# NBD: Squier Vintage Modified Jazz Bass



## LorenzoD (Jul 25, 2010)

I finally decided to go for it and get my first bass! It's definitely long overdue, considering the last couple songs I've recorded don't have real bass tracks. Under my limited budget for a bass, I tried quite a handful of 4 and 5 string basses... but it all settled on this:












This Squier VM Jazz Bass is simply just a beast! It's definitely one of the best buys out there IMO, especially for 300 bucks give or take. I even dare say that most Mexican Fenders don't hold a candle to this one. The build quality is definitely better and it even sounds a lot better as well! The sound of the Duncan Designed Alnico 5 pickups is definitely superior to any of the stock MIM Jazz Basses I've played, and I don't see myself needing to replace them. The only thing I can see myself possibly doing to this bass in the future is replacing the bridge with a Leo Quan. 

But overall, I'm very happy about this purchase.


----------



## AcousticMinja (Jul 25, 2010)

Awesome dude! I absolutely love the natural finish with maple neck. 
By far one of my favorite bass models.


----------



## TemjinStrife (Jul 26, 2010)

Those VMs are great bang for the buck, and with a little TLC and work can often hang with basses three or four times the price.

Also, if you don't need the extra adjustability, don't bother with the Badass bridge.


----------



## MaxOfMetal (Jul 26, 2010)

TemjinStrife said:


> Those VMs are great bang for the buck, and with a little TLC and work can often hang with basses three or four times the price.
> 
> Also, if you don't need the extra adjustability, don't bother with the Badass bridge.


----------



## Vicissitude27 (Jul 26, 2010)

Im actually getting the fretless vintage in two days! The one that is a Jaco ripoff basically. 

And I got to play that one also, its so awesome. Congrats!


----------



## LorenzoD (Jul 27, 2010)

TemjinStrife said:


> Also, if you don't need the extra adjustability, don't bother with the Badass bridge.



Yeah, the more I've been playing around with it, the more I've been thinking the same. Especially with the sounds I've been getting through the POD X3, I definitely think it's fine the way it is now.

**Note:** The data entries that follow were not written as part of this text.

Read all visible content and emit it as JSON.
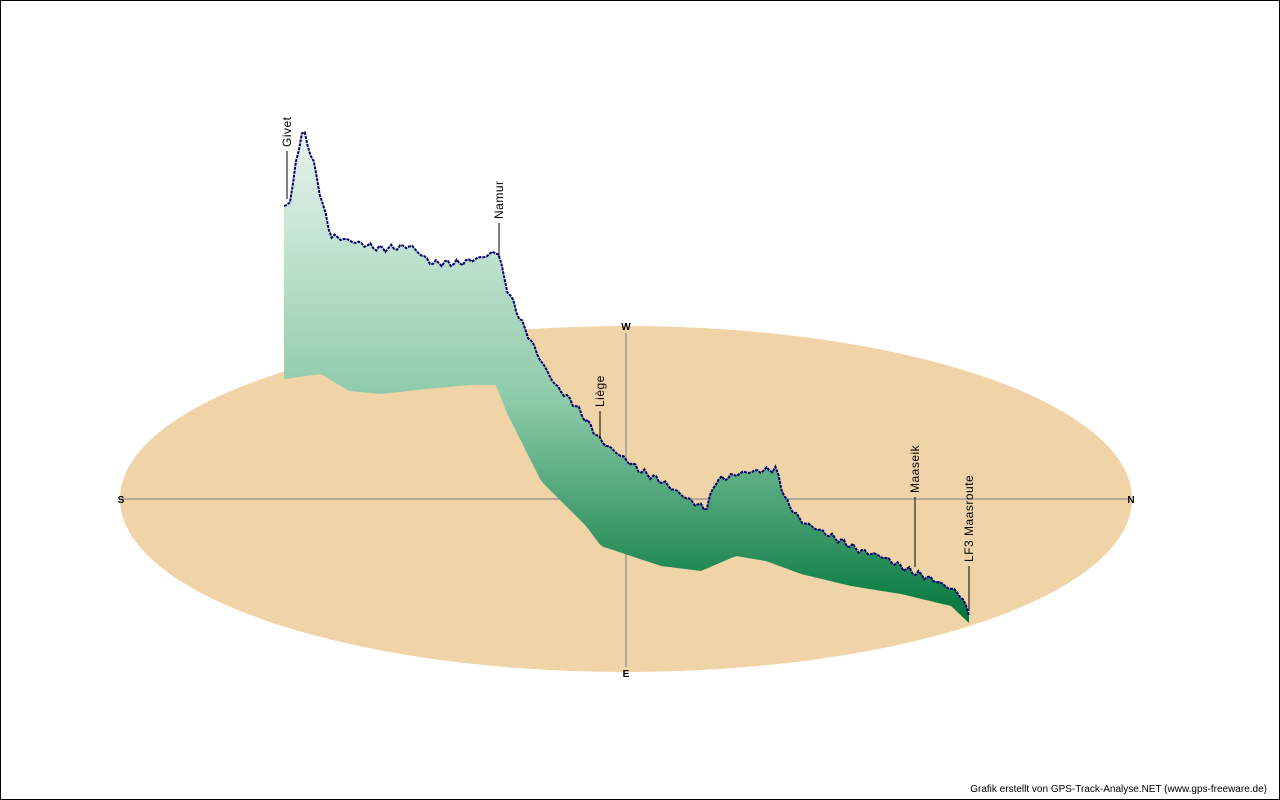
{
  "chart_data": {
    "type": "area",
    "subtype": "3d-elevation-profile-on-compass-ellipse",
    "compass": {
      "north": "N",
      "south": "S",
      "east": "E",
      "west": "W"
    },
    "waypoints": [
      {
        "name": "Givet",
        "track_fraction": 0.0
      },
      {
        "name": "Namur",
        "track_fraction": 0.3
      },
      {
        "name": "Liège",
        "track_fraction": 0.46
      },
      {
        "name": "Maaseik",
        "track_fraction": 0.92
      },
      {
        "name": "LF3 Maasroute",
        "track_fraction": 0.995
      }
    ],
    "colors": {
      "ground": "#f0d3a6",
      "axis": "#7a7a8c",
      "profile_line": "#00006e",
      "fill_top": "#e9f4ee",
      "fill_bottom": "#00753a",
      "waypoint_line": "#000000"
    }
  },
  "credit": "Grafik erstellt von GPS-Track-Analyse.NET (www.gps-freeware.de)"
}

I'll be posting a new song or two soon featuring this bass, its sounding fantastic!


----------



## fitforanautopsy (Jul 27, 2010)

Great bass. and pretty good pickups. hope you put it to good use


----------



## josh pelican (Aug 9, 2010)

Man, I'm extremely fucking tempted to pull the trigger on this... but at the same time, I'm trying to win a 1962 Reissue Fender body to build a bass. I've heard such great things about these basses, but have never played one. What's the neck like on this bad boy?

Do I need to purchase a jazz while building one?

Yes.

Fuck.

I think I'll see if any of the music stores around here have one. If not, I may have to order one. /.


----------



## s_k_mullins (Aug 9, 2010)

Great bass for a great price, and it looks very nice!  Congrats dude.


----------



## Steve08 (Aug 9, 2010)

josh pelican said:


> Man, I'm extremely fucking tempted to pull the trigger on this... but at the same time, I'm trying to win a 1962 Reissue Fender body to build a bass. I've heard such great things about these basses, but have never played one. What's the neck like on this bad boy?
> 
> Do I need to purchase a jazz while building one?
> 
> ...


As I recall they were quite thin and Jazz-y... lol, but yeah that's the best way to put it I guess. Not Ibanez thin, but they're still really good for how cheap you can get them, I'd much rather have one of those as opposed to one of those $100 SX basses. The body is maple as opposed to something like agathis which is a definite plus.


----------



## josh pelican (Aug 10, 2010)

I find in a lot of pictures they just look really yellowy, like butterscotch blonde. The first picture in this thread doesn't look too bad... but I need to see one in person before I pass a fair judgement. They sound fucking incredible, though.

Is it true the block inlays are painted on?


----------